La résurgence des violences en Centrafrique a conduit certaines voix à s’élever pour appeler à une action urgente. C’est le cas de 28 organisations de la société civile centrafricaine et internationale qui, le 6 novembre, avaient lancé un appel à plus de troupes pour la Minusca, dont le renouvellement du mandat qui doit être examiné ce 15 novembre au Conseil de sécurité de l’ONU, à New York. Ce renforcement a été également demandé dans un récent rapport au Conseil de sécurité par le secrétaire général des Nations unies, Antonio Guterres, après une visite dans le pays en octobre.

Le renouvellement du mandat de la Minusca vise, outre une augmentation de ses contingents (900 militaires supplémentaires), à les rendre plus flexibles et mobiles pour contrer les menaces et les atteintes à la paix. La France a déjà soumis au Conseil de sécurité un projet de résolution à ce sujet.
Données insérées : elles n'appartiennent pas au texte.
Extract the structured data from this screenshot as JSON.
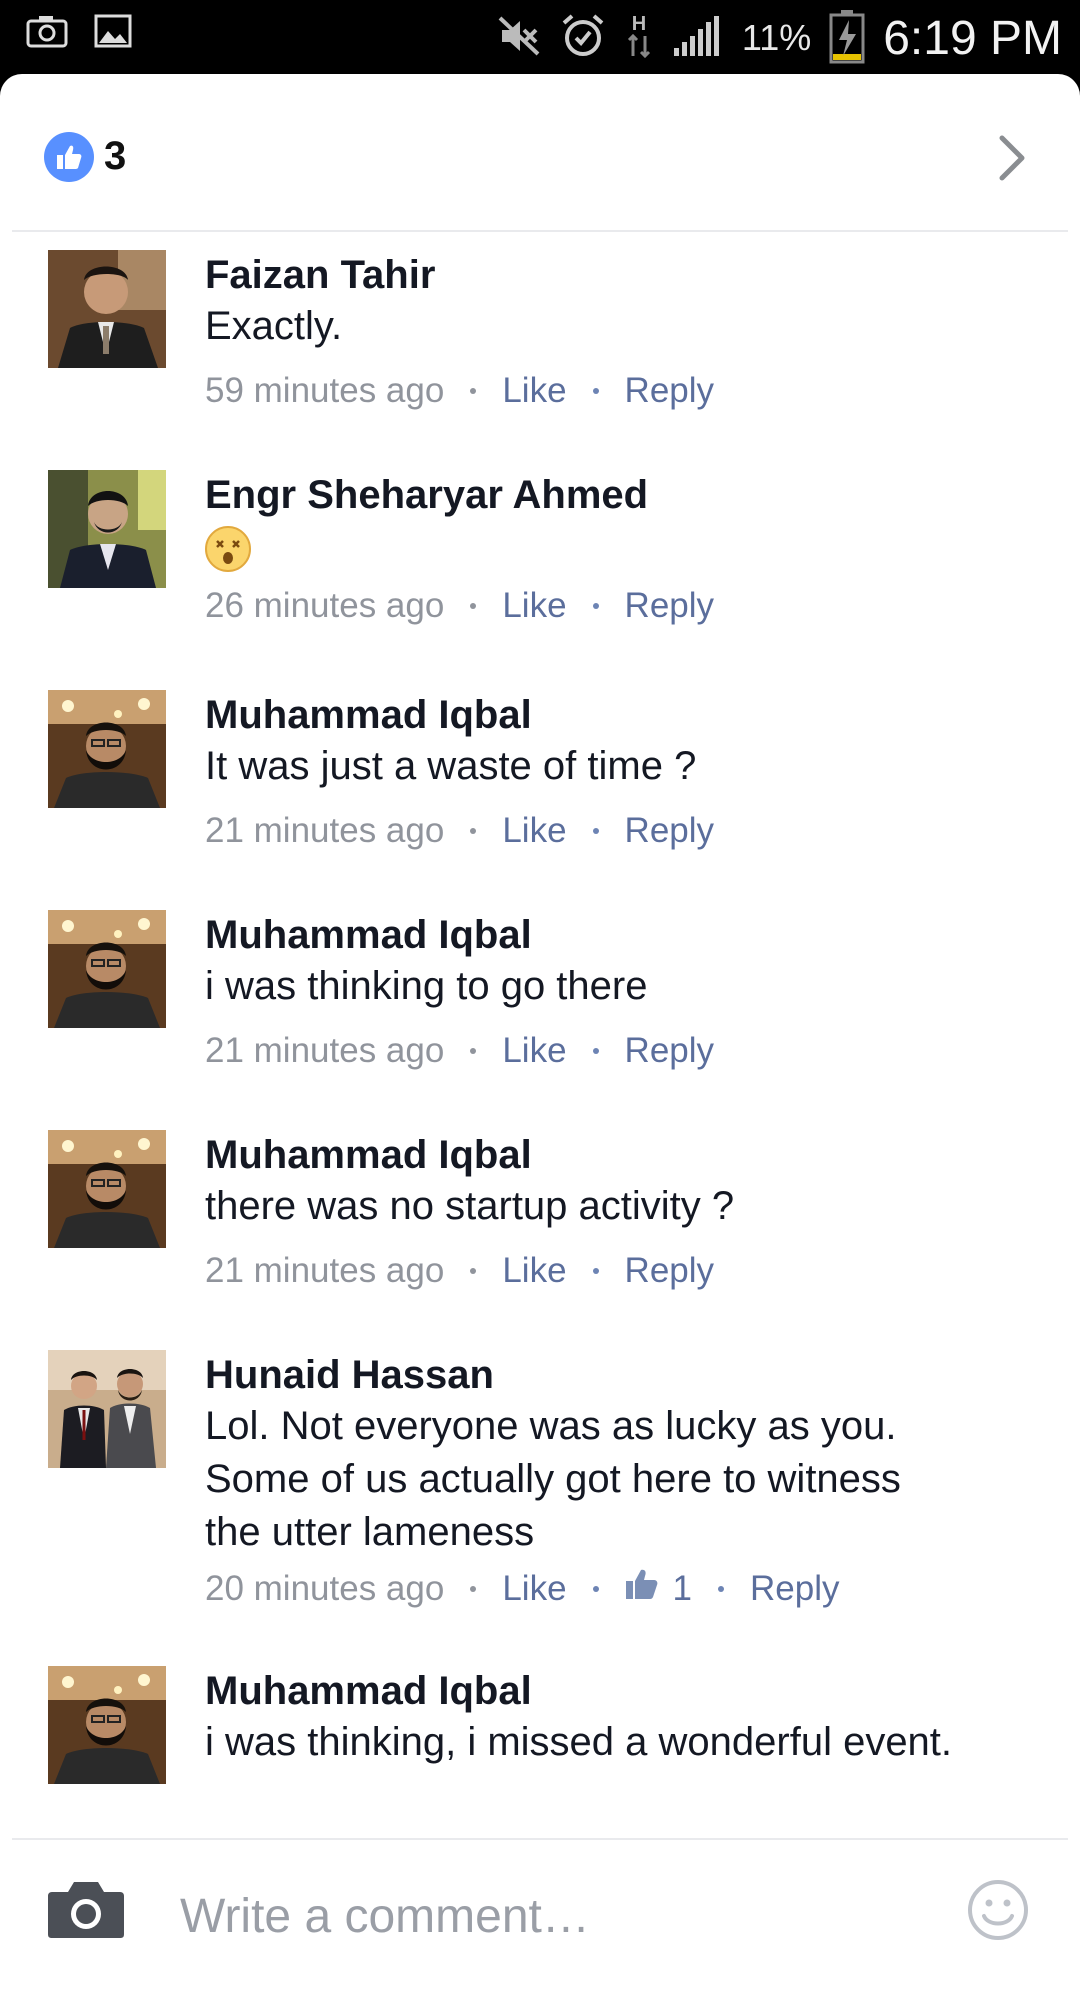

Une fois adopté, la force onusienne sera autorisée à déployer sur le terrain jusqu’à 11 650 personnes, dont 2 080 policiers et 480 observateurs militaires.

Depuis plusieurs mois, la Centrafrique subit une recrudescence de violences contre les civils et des affrontements entre groupes armés, avec en ligne de mire le contrôle des ressources naturelles et des zones d’influence. L’ONU estime que plus de 600 000 personnes sont déplacées dans le pays et 500 000 sont réfugiées dans des Etats voisins du fait de ces violences. Environ 2,4 millions de Centrafricains, soit la moitié de la population, sont dépendants d’une aide internationale.

La Centrafrique s’est enlisée dans un conflit depuis le renversement en 2013 du président François Bozizé par la coalition pro-musulmane de l’ex-Séléka, entraînant une contre-offensive de milices anti-balaka, prétendant défendre les chrétiens.